Un sénateur français pour une commission d’enquête à Tindouf

Le sénateur français, Michel Thiollière a fait part, vendredi à Lyon, de son «étonnement» face à l’absence d’une commission d’enquête internationale sur la situation des personnes séquestrées dans les camps de Tindouf, au sud-ouest de l’Algérie. MM. Thiollière et Jean-Pierre Villard, ancien élu de la ville de Saint-Etienne, ont souligné, lors d’une rencontre avec une délégation du «collectif Watanouna» pour la libération des Marocains séquestrés à Tindouf, que l’absence d’une enquête sur la situation dans ces camps, est «incompréhensible». La communauté internationale «ne peut ignorer» ce qui se passe dans ces camps et qu’il puisse y avoir des violations des droits de l’homme, d’où la nécessité de «s’informer», ont souligné ces responsables politiques français. Cette position a été exprimée par les deux hommes politiques français après avoir entendu les témoignages poignants de Abdellah Lamani et Mohamed Tahiri, deux anciens détenus dans les geôles du Polisario à Tindouf, pendant plus de 23 ans, «coupés du monde et subissant toutes sortes de violence, de maltraitance et d’humiliation» (torture, travaux forcés, malnutrition, mauvaises conditions d’hygiène, etc.).
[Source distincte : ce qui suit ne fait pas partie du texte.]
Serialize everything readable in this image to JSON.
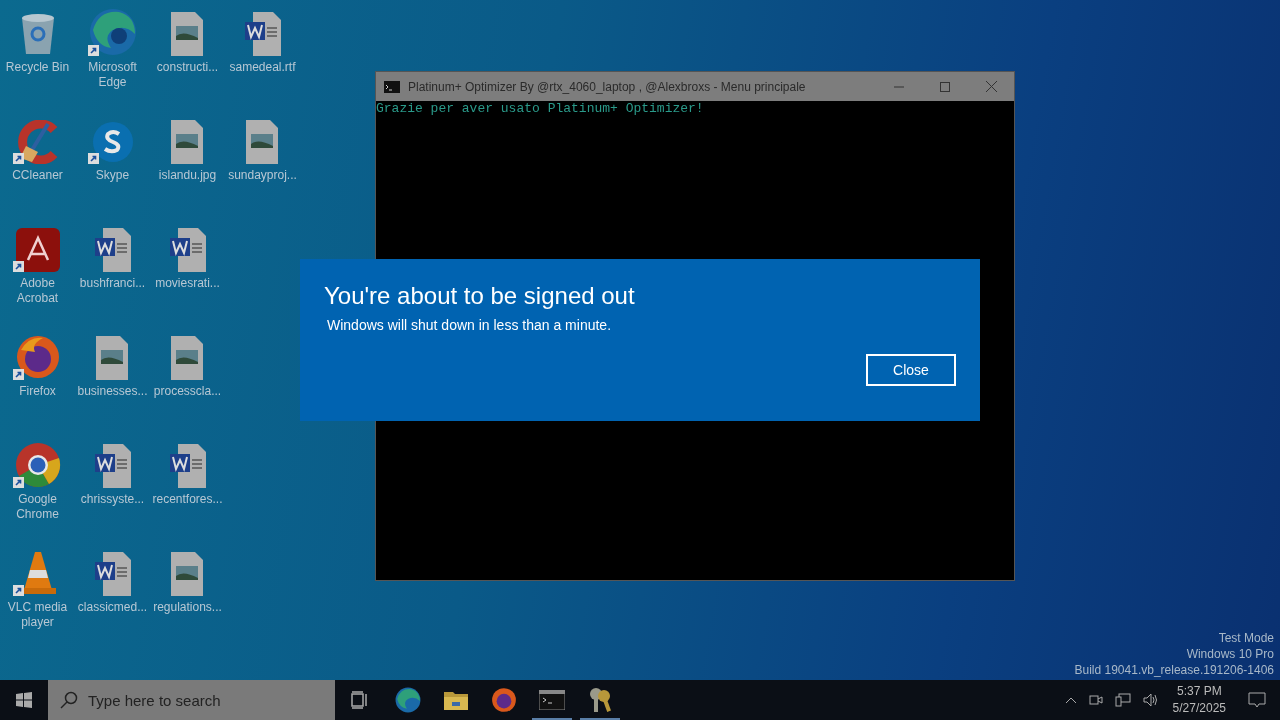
{
  "desktop_icons": [
    {
      "label": "Recycle Bin",
      "kind": "recycle",
      "shortcut": false
    },
    {
      "label": "CCleaner",
      "kind": "ccleaner",
      "shortcut": true
    },
    {
      "label": "Adobe Acrobat",
      "kind": "acrobat",
      "shortcut": true
    },
    {
      "label": "Firefox",
      "kind": "firefox",
      "shortcut": true
    },
    {
      "label": "Google Chrome",
      "kind": "chrome",
      "shortcut": true
    },
    {
      "label": "VLC media player",
      "kind": "vlc",
      "shortcut": true
    },
    {
      "label": "Microsoft Edge",
      "kind": "edge",
      "shortcut": true
    },
    {
      "label": "Skype",
      "kind": "skype",
      "shortcut": true
    },
    {
      "label": "bushfranci...",
      "kind": "word",
      "shortcut": false
    },
    {
      "label": "businesses...",
      "kind": "image",
      "shortcut": false
    },
    {
      "label": "chrissyste...",
      "kind": "word",
      "shortcut": false
    },
    {
      "label": "classicmed...",
      "kind": "word",
      "shortcut": false
    },
    {
      "label": "constructi...",
      "kind": "image",
      "shortcut": false
    },
    {
      "label": "islandu.jpg",
      "kind": "image",
      "shortcut": false
    },
    {
      "label": "moviesrati...",
      "kind": "word",
      "shortcut": false
    },
    {
      "label": "processcla...",
      "kind": "image",
      "shortcut": false
    },
    {
      "label": "recentfores...",
      "kind": "word",
      "shortcut": false
    },
    {
      "label": "regulations...",
      "kind": "image",
      "shortcut": false
    },
    {
      "label": "samedeal.rtf",
      "kind": "word",
      "shortcut": false
    },
    {
      "label": "sundayproj...",
      "kind": "image",
      "shortcut": false
    }
  ],
  "console_window": {
    "title": "Platinum+ Optimizer By @rtx_4060_laptop , @Alexbroxs - Menu principale",
    "output": "Grazie per aver usato Platinum+ Optimizer!"
  },
  "dialog": {
    "title": "You're about to be signed out",
    "message": "Windows will shut down in less than a minute.",
    "button": "Close"
  },
  "system_watermark": [
    "Test Mode",
    "Windows 10 Pro",
    "Build 19041.vb_release.191206-1406"
  ],
  "taskbar": {
    "search": {
      "placeholder": "Type here to search"
    },
    "apps": [
      {
        "kind": "taskview",
        "running": false
      },
      {
        "kind": "edge",
        "running": false
      },
      {
        "kind": "folder",
        "running": false
      },
      {
        "kind": "firefox",
        "running": false
      },
      {
        "kind": "console",
        "running": true
      },
      {
        "kind": "keys",
        "running": true
      }
    ],
    "time": "5:37 PM",
    "date": "5/27/2025"
  }
}
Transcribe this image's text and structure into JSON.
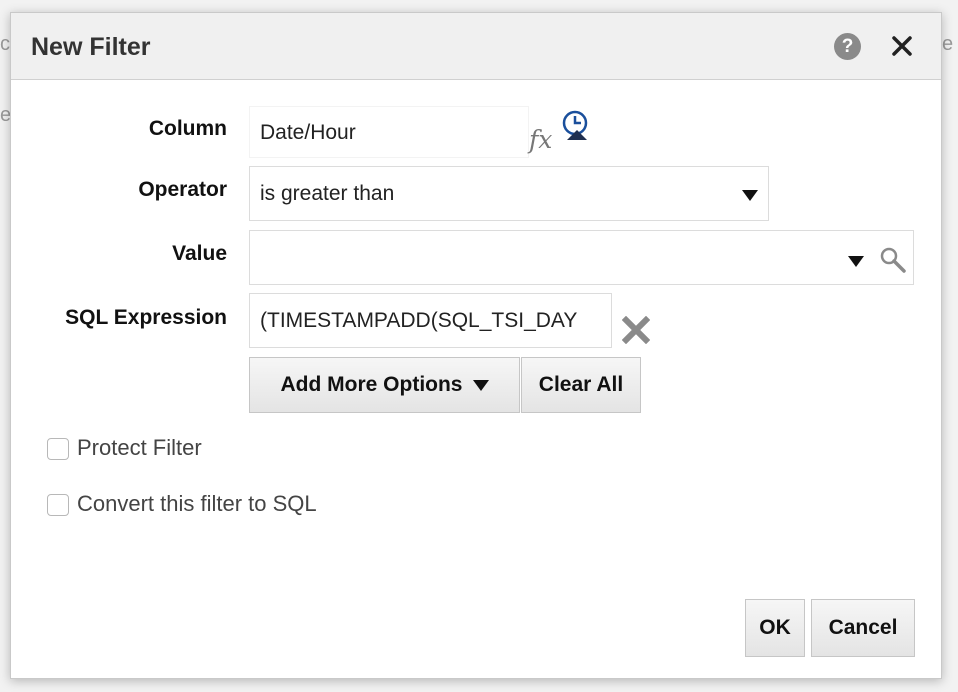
{
  "background": {
    "left_fragment_1": "c",
    "left_fragment_2": "e",
    "right_fragment": "e"
  },
  "dialog": {
    "title": "New Filter",
    "help_icon": "help-icon",
    "close_icon": "close-icon",
    "help_glyph": "?"
  },
  "form": {
    "column": {
      "label": "Column",
      "value": "Date/Hour",
      "fx": "fx"
    },
    "operator": {
      "label": "Operator",
      "selected": "is greater than"
    },
    "value": {
      "label": "Value",
      "text": ""
    },
    "sql_expression": {
      "label": "SQL Expression",
      "value": "(TIMESTAMPADD(SQL_TSI_DAY"
    }
  },
  "buttons": {
    "add_more_options": "Add More Options",
    "clear_all": "Clear All",
    "ok": "OK",
    "cancel": "Cancel"
  },
  "checkboxes": {
    "protect_filter": {
      "label": "Protect Filter",
      "checked": false
    },
    "convert_to_sql": {
      "label": "Convert this filter to SQL",
      "checked": false
    }
  },
  "colors": {
    "accent_blue": "#1a4f9c",
    "icon_gray": "#8a8a8a"
  }
}
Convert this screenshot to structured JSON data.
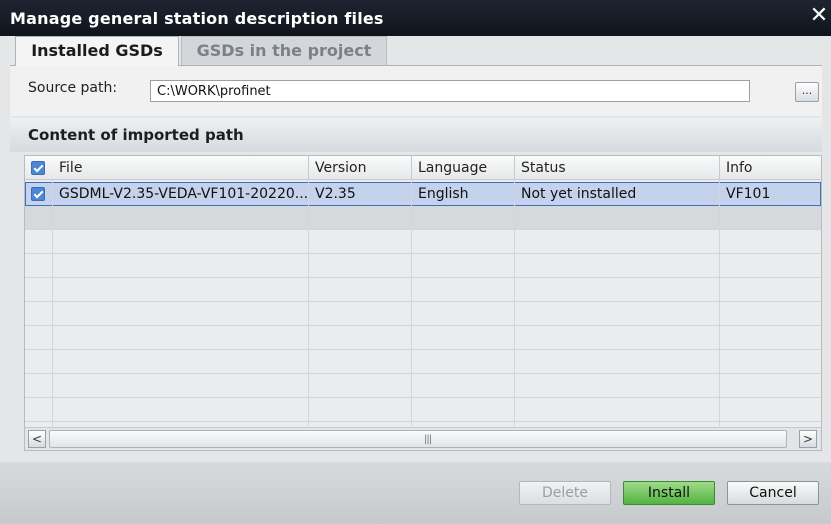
{
  "window": {
    "title": "Manage general station description files",
    "close_glyph": "✕"
  },
  "tabs": [
    {
      "label": "Installed GSDs",
      "active": true
    },
    {
      "label": "GSDs in the project",
      "active": false
    }
  ],
  "source": {
    "label": "Source path:",
    "value": "C:\\WORK\\profinet",
    "browse_label": "..."
  },
  "content": {
    "title": "Content of imported path",
    "columns": [
      "File",
      "Version",
      "Language",
      "Status",
      "Info"
    ],
    "rows": [
      {
        "checked": true,
        "file": "GSDML-V2.35-VEDA-VF101-20220...",
        "version": "V2.35",
        "language": "English",
        "status": "Not yet installed",
        "info": "VF101"
      }
    ]
  },
  "scrollbar": {
    "left_glyph": "<",
    "right_glyph": ">",
    "grip_glyph": "|||"
  },
  "buttons": {
    "delete": "Delete",
    "install": "Install",
    "cancel": "Cancel"
  },
  "colors": {
    "title_bar": "#0f141c",
    "selected_row": "#c4d3eb",
    "install_button": "#52b340",
    "checkbox": "#4c86d6"
  }
}
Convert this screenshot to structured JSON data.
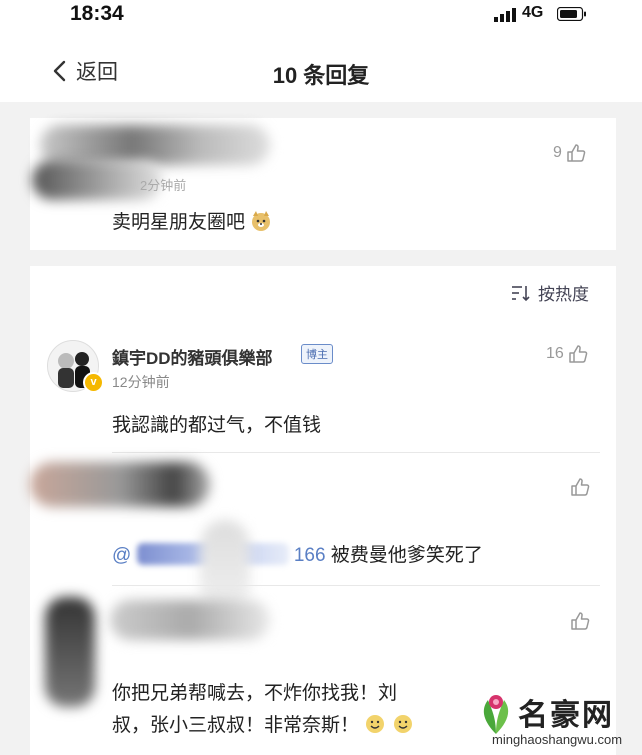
{
  "status_bar": {
    "time": "18:34",
    "network": "4G"
  },
  "nav": {
    "back_label": "返回",
    "title": "10 条回复"
  },
  "top_comment": {
    "time": "2分钟前",
    "likes": "9",
    "text": "卖明星朋友圈吧"
  },
  "sort": {
    "label": "按热度"
  },
  "reply1": {
    "username": "鎮宇DD的豬頭俱樂部",
    "badge": "博主",
    "time": "12分钟前",
    "likes": "16",
    "text": "我認識的都过气，不值钱"
  },
  "reply2": {
    "mention_at": "@",
    "mention_handle": "166",
    "text": " 被费曼他爹笑死了"
  },
  "reply3": {
    "line1": "你把兄弟帮喊去，不炸你找我！刘",
    "line2": "叔，张小三叔叔！非常奈斯！"
  },
  "watermark": {
    "title": "名豪网",
    "url": "minghaoshangwu.com"
  },
  "colors": {
    "link": "#5a7fc4",
    "vip_badge": "#f5b800",
    "watermark_leaf": "#4aa83a",
    "watermark_flower": "#d6336c"
  }
}
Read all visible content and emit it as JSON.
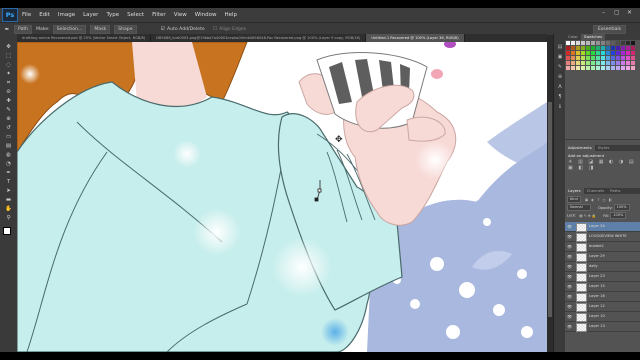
{
  "app": {
    "logo": "Ps"
  },
  "menubar": {
    "items": [
      "File",
      "Edit",
      "Image",
      "Layer",
      "Type",
      "Select",
      "Filter",
      "View",
      "Window",
      "Help"
    ],
    "window_controls": [
      "–",
      "▢",
      "✕"
    ]
  },
  "options": {
    "fields": [
      "Path",
      "Make:",
      "Selection...",
      "Mask",
      "Shape"
    ],
    "auto_add_delete": "Auto Add/Delete",
    "align_edges": "Align Edges",
    "workspace": "Essentials"
  },
  "tabs": [
    {
      "label": "draftAng anime Recovered.psd @ 25% (Vector Smart Object, RGB/8)",
      "active": false
    },
    {
      "label": "DB5086_lord0003.png@19bbd7a40603cepho0lVmb5856048.Pac Recovered.png @ 100% (Layer 9 copy, RGB/16)",
      "active": false
    },
    {
      "label": "Untitled-1 Recovered @ 100% (Layer 36, RGB/8)",
      "active": true
    }
  ],
  "panels": {
    "color_tabs": [
      "Color",
      "Swatches"
    ],
    "adjust_tabs": [
      "Adjustments",
      "Styles"
    ],
    "adjust_title": "Add an adjustment",
    "adjust_icons": "☀ ▥ ◪ ▦ ◐ ◑ ▤ ▣ ◧ ◨",
    "layer_tabs": [
      "Layers",
      "Channels",
      "Paths"
    ],
    "kind_label": "Kind",
    "blend_mode": "Normal",
    "opacity_label": "Opacity:",
    "opacity_value": "100%",
    "lock_label": "Lock:",
    "fill_label": "Fill:",
    "fill_value": "100%",
    "layers": [
      "Layer 34",
      "LOGODEVIEW WHITE",
      "bubble2",
      "Layer 29",
      "daily",
      "Layer 23",
      "Layer 15",
      "Layer 16",
      "Layer 12",
      "Layer 10",
      "Layer 13"
    ],
    "selected_layer": "Layer 34"
  },
  "colors": {
    "sweater": "#c6eeec",
    "sweater_line": "#4a6a6c",
    "hair": "#c8731f",
    "skin": "#f7d9d6",
    "snow_blue": "#a9b8df",
    "selection_blue": "#5d7fa8"
  }
}
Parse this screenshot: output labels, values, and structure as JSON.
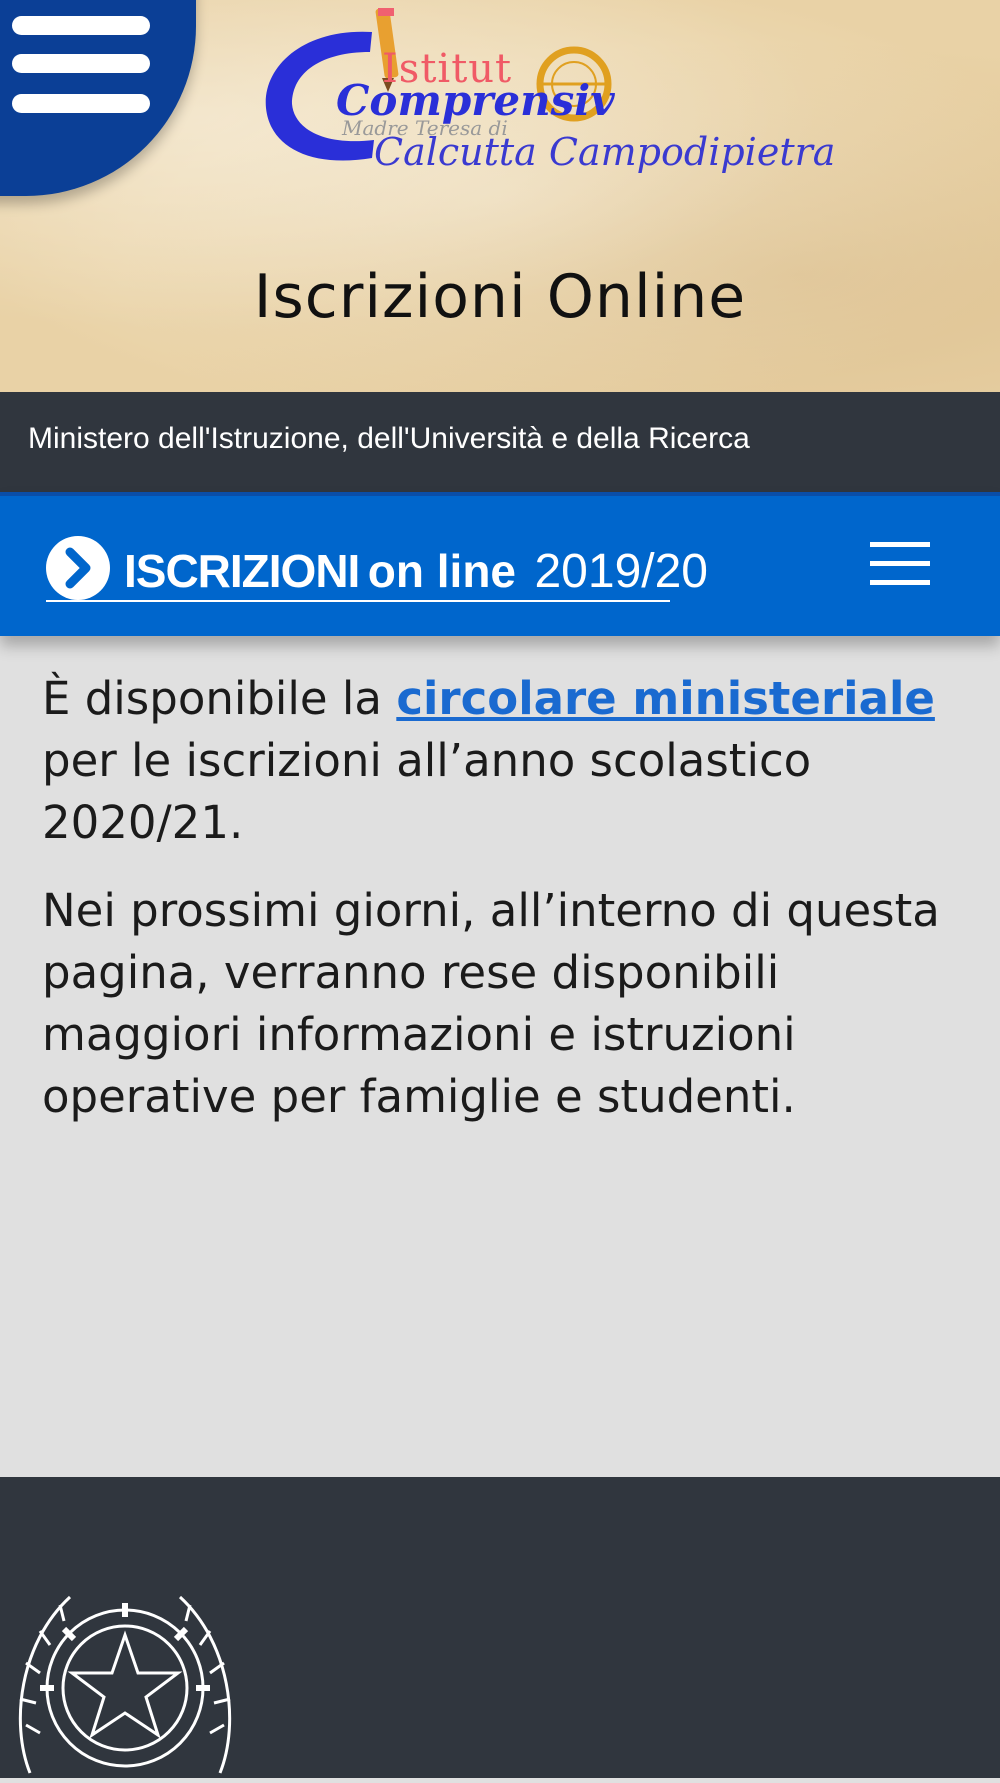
{
  "header": {
    "logo": {
      "line1": "Istitut",
      "line2": "Comprensiv",
      "line3": "Madre Teresa di",
      "line4": "Calcutta Campodipietra"
    },
    "page_title": "Iscrizioni Online",
    "menu_icon": "hamburger-icon"
  },
  "ministry_bar": {
    "text": "Ministero dell'Istruzione, dell'Università e della Ricerca"
  },
  "nav_bar": {
    "brand_icon": "chevron-right-circle-icon",
    "brand_strong": "ISCRIZIONI",
    "brand_online": "on line",
    "brand_year": "2019/20",
    "menu_icon": "hamburger-icon"
  },
  "content": {
    "para1_before": "È disponibile la ",
    "para1_link": "circolare ministeriale",
    "para1_after": " per le iscrizioni all’anno scolastico 2020/21.",
    "para2": "Nei prossimi giorni, all’interno di questa pagina, verranno rese disponibili maggiori informazioni e istruzioni operative per famiglie e studenti."
  },
  "footer": {
    "emblem_icon": "italian-republic-emblem-icon"
  },
  "colors": {
    "primary_blue": "#0066cc",
    "dark_bar": "#30363e",
    "corner_blue": "#0b3f96",
    "link": "#1a6ad0"
  }
}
Michel Thiollière, élu de la Loire au Sénat (Parti Radical-majorité présidentielle), a précisé à la MAP qu’il se rendra cette année, avec d’autres collègues de la Chambre haute du Parlement français, dans les provinces du Sud pour rencontrer d’autres anciens détenus à Tindouf et constater la situation dans la région. La rencontre de MM. Thiollière et Villard avec les membres du «collectif Watanouna» pour la libération des Marocains séquestrés à Tindouf s’inscrit dans le cadre des efforts du collectif pour attirer «l’attention de l’opinion internationale sur les violations des droits de l’Homme qui y sont commis», a indiqué à la MAP sa présidente, Naïma Elmcherqui. Créé en 2005 à l’initiative de personnalités provenant du milieu associatif et d’horizons divers, ce collectif a pour slogan «Tous pour la libération des Marocains séquestrés à Tindouf».